5. — T’as 16 ans ?? — Oui. — Non mais t’as pas 16 ans c’est pas possible ??! Lui, super sérieux et d’une voix très calme… — Si… 16 ans. C’est un nouveau lundi matin. Je suis assise sur l’un des tabourets de la cuisine et je détaille Daoud encore une fois. De la tête aux pieds et du sol au plafond. Parce que je ne peux pas m’empêcher de m’agacer de sa taille. Depuis des années, je suis la plus grande de la classe. Je dépasse tous les garçons, c’est ma petite fierté ! Et rien que de voir la tête décomposée de Timothée Sandroni quand je n’ai même pas besoin de sauter pour smasher au volley… Ça me met en joie pour la semaine entière ! Seulement, face à Daoud, c’est bien simple : je fais bonzaï. — Attends, t’as 16 ans ? Mais tu me fais une blague ! — Je suis pas menteur. J'ai confiance dans mes papiers… Maman referme la porte du frigidaire plus violemment que d’habitude. Elle a encore les yeux un peu rouges de manifestation. — Mila, c’est bon… Je pense que tu peux arrêter l’interrogatoire.

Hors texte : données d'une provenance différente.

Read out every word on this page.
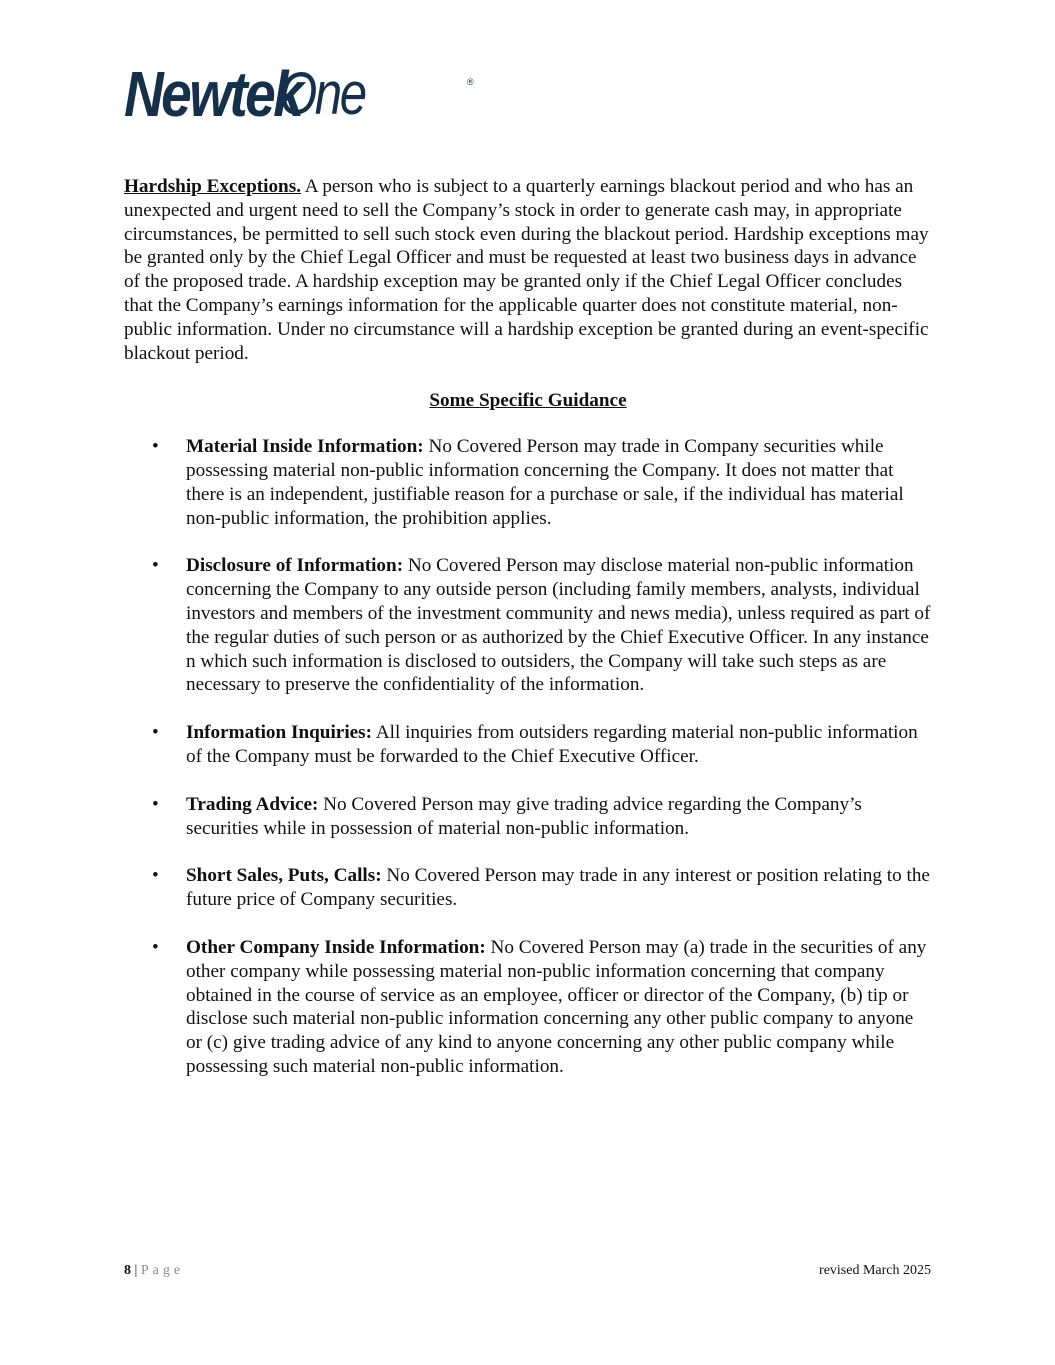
Newtek
One	®

Hardship Exceptions. A person who is subject to a quarterly earnings blackout period and who has an unexpected and urgent need to sell the Company’s stock in order to generate cash may, in appropriate circumstances, be permitted to sell such stock even during the blackout period. Hardship exceptions may be granted only by the Chief Legal Officer and must be requested at least two business days in advance of the proposed trade. A hardship exception may be granted only if the Chief Legal Officer concludes that the Company’s earnings information for the applicable quarter does not constitute material, non-public information. Under no circumstance will a hardship exception be granted during an event-specific blackout period.

Some Specific Guidance
• Material Inside Information: No Covered Person may trade in Company securities while possessing material non-public information concerning the Company. It does not matter that there is an independent, justifiable reason for a purchase or sale, if the individual has material non-public information, the prohibition applies.
• Disclosure of Information: No Covered Person may disclose material non-public information concerning the Company to any outside person (including family members, analysts, individual investors and members of the investment community and news media), unless required as part of the regular duties of such person or as authorized by the Chief Executive Officer. In any instance n which such information is disclosed to outsiders, the Company will take such steps as are necessary to preserve the confidentiality of the information.
• Information Inquiries: All inquiries from outsiders regarding material non-public information of the Company must be forwarded to the Chief Executive Officer.
• Trading Advice: No Covered Person may give trading advice regarding the Company’s securities while in possession of material non-public information.
• Short Sales, Puts, Calls: No Covered Person may trade in any interest or position relating to the future price of Company securities.
• Other Company Inside Information: No Covered Person may (a) trade in the securities of any other company while possessing material non-public information concerning that company obtained in the course of service as an employee, officer or director of the Company, (b) tip or disclose such material non-public information concerning any other public company to anyone or (c) give trading advice of any kind to anyone concerning any other public company while possessing such material non-public information.
8 | Page	revised March 2025
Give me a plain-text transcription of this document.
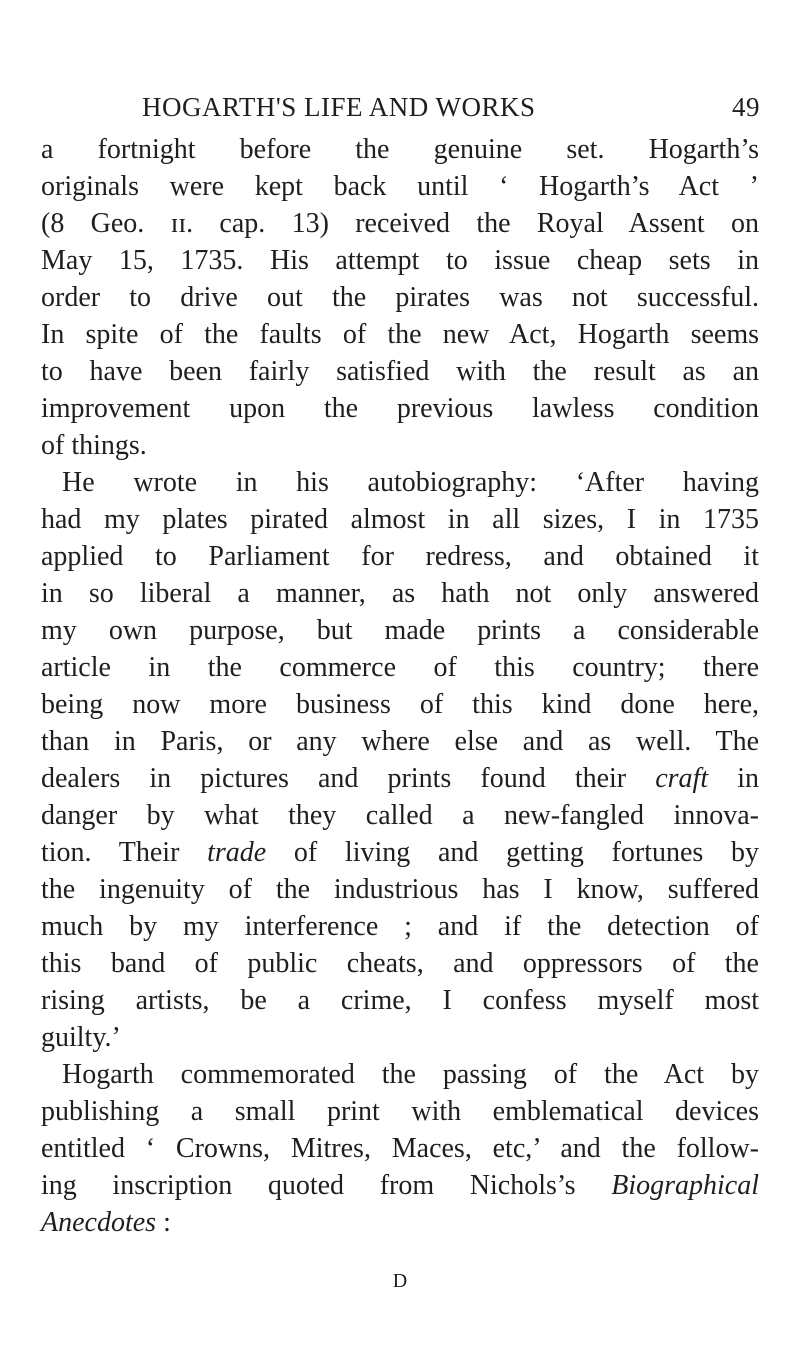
HOGARTH'S LIFE AND WORKS	49
a fortnight before the genuine set. Hogarth’s
originals were kept back until ‘ Hogarth’s Act ’
(8 Geo. ɪɪ. cap. 13) received the Royal Assent on
May 15, 1735. His attempt to issue cheap sets in
order to drive out the pirates was not successful.
In spite of the faults of the new Act, Hogarth seems
to have been fairly satisfied with the result as an
improvement upon the previous lawless condition
of things.
He wrote in his autobiography: ‘After having
had my plates pirated almost in all sizes, I in 1735
applied to Parliament for redress, and obtained it
in so liberal a manner, as hath not only answered
my own purpose, but made prints a considerable
article in the commerce of this country; there
being now more business of this kind done here,
than in Paris, or any where else and as well. The
dealers in pictures and prints found their craft in
danger by what they called a new-fangled innova-
tion. Their trade of living and getting fortunes by
the ingenuity of the industrious has I know, suffered
much by my interference ; and if the detection of
this band of public cheats, and oppressors of the
rising artists, be a crime, I confess myself most
guilty.’
Hogarth commemorated the passing of the Act by
publishing a small print with emblematical devices
entitled ‘ Crowns, Mitres, Maces, etc,’ and the follow-
ing inscription quoted from Nichols’s Biographical
Anecdotes :
D
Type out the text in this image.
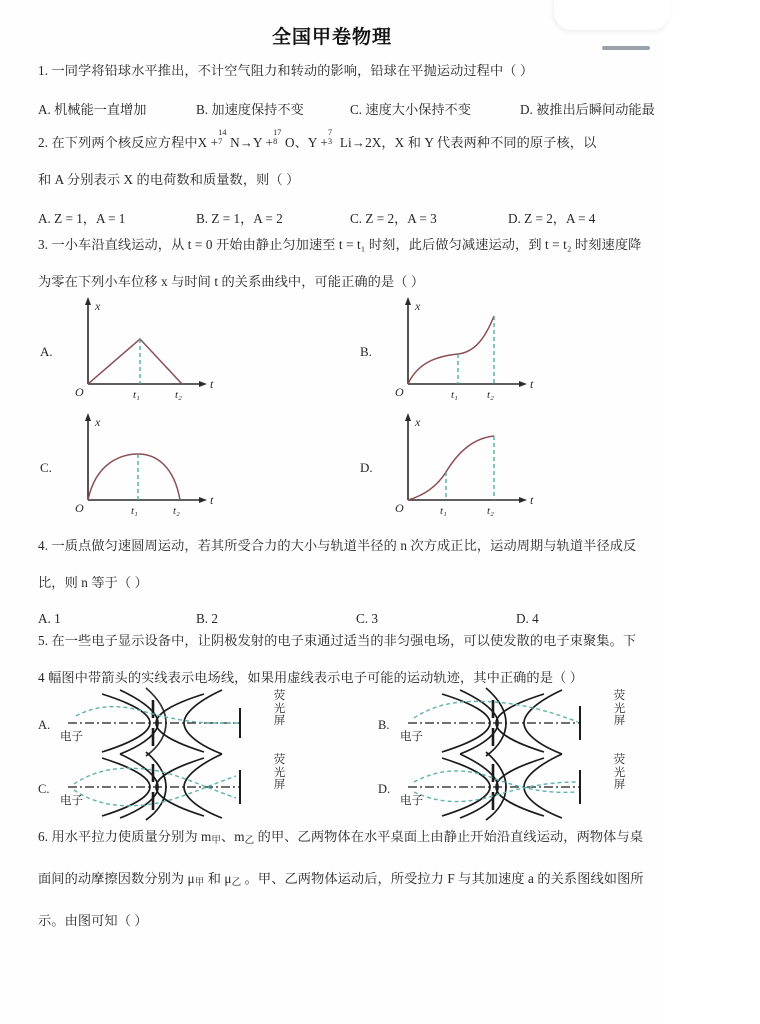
全国甲卷物理
1. 一同学将铅球水平推出，不计空气阻力和转动的影响，铅球在平抛运动过程中（ ）
A. 机械能一直增加	B. 加速度保持不变	C. 速度大小保持不变	D. 被推出后瞬间动能最
2. 在下列两个核反应方程中X +
14
7 N→Y +
17
8 O、Y +
7
3 Li→2X，X 和 Y 代表两种不同的原子核，以
和 A 分别表示 X 的电荷数和质量数，则（ ）
A. Z = 1，A = 1	B. Z = 1，A = 2	C. Z = 2，A = 3	D. Z = 2，A = 4
3. 一小车沿直线运动，从 t = 0 开始由静止匀加速至 t = t₁ 时刻，此后做匀减速运动，到 t = t₂ 时刻速度降
为零在下列小车位移 x 与时间 t 的关系曲线中，可能正确的是（ ）
A.
x
O	t₁	t₂
t
B.
x
O	t₁	t₂
t
C.
x
O	t₁	t₂
t
D.
x
O	t₁	t₂
t
4. 一质点做匀速圆周运动，若其所受合力的大小与轨道半径的 n 次方成正比，运动周期与轨道半径成反
比，则 n 等于（ ）
A. 1	B. 2	C. 3	D. 4
5. 在一些电子显示设备中，让阴极发射的电子束通过适当的非匀强电场，可以使发散的电子束聚集。下
4 幅图中带箭头的实线表示电场线，如果用虚线表示电子可能的运动轨迹，其中正确的是（ ）
A.
电子
荧光屏	B.
电子
荧光屏
C.
电子
荧光屏	D.
电子
荧光屏
6. 用水平拉力使质量分别为 m甲、m乙 的甲、乙两物体在水平桌面上由静止开始沿直线运动，两物体与桌
面间的动摩擦因数分别为 μ甲 和 μ乙 。甲、乙两物体运动后，所受拉力 F 与其加速度 a 的关系图线如图所
示。由图可知（ ）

Interrogatoire ? Le mot a claqué dans mon cerveau. Pareil à l’ampoule qui explose quand tu viens juste d’appuyer sur l’interrupteur. Interrogatoire ? C’est un truc de films… C’est presque le chien qui aboie à deux centimètres de ton visage avec les dents bien en rage ou le devoir « surprise » qui te fait trembler entièrement parce que t’as rien révisé du cours… la punition totale. — Mais c’est pas ça… Je bredouille comme si ma mère avait suivi le chemin d’idées dans ma tête. — Je te jure c’était pas ça… — Je sais Mila. Aussitôt, je nous ai revus en fin de semaine. On se promenait dans la rue, toutes les deux avec Daoud. Maman avait décidé de lui faire choisir quelques vêtements plus chauds. Des baskets neuves aussi.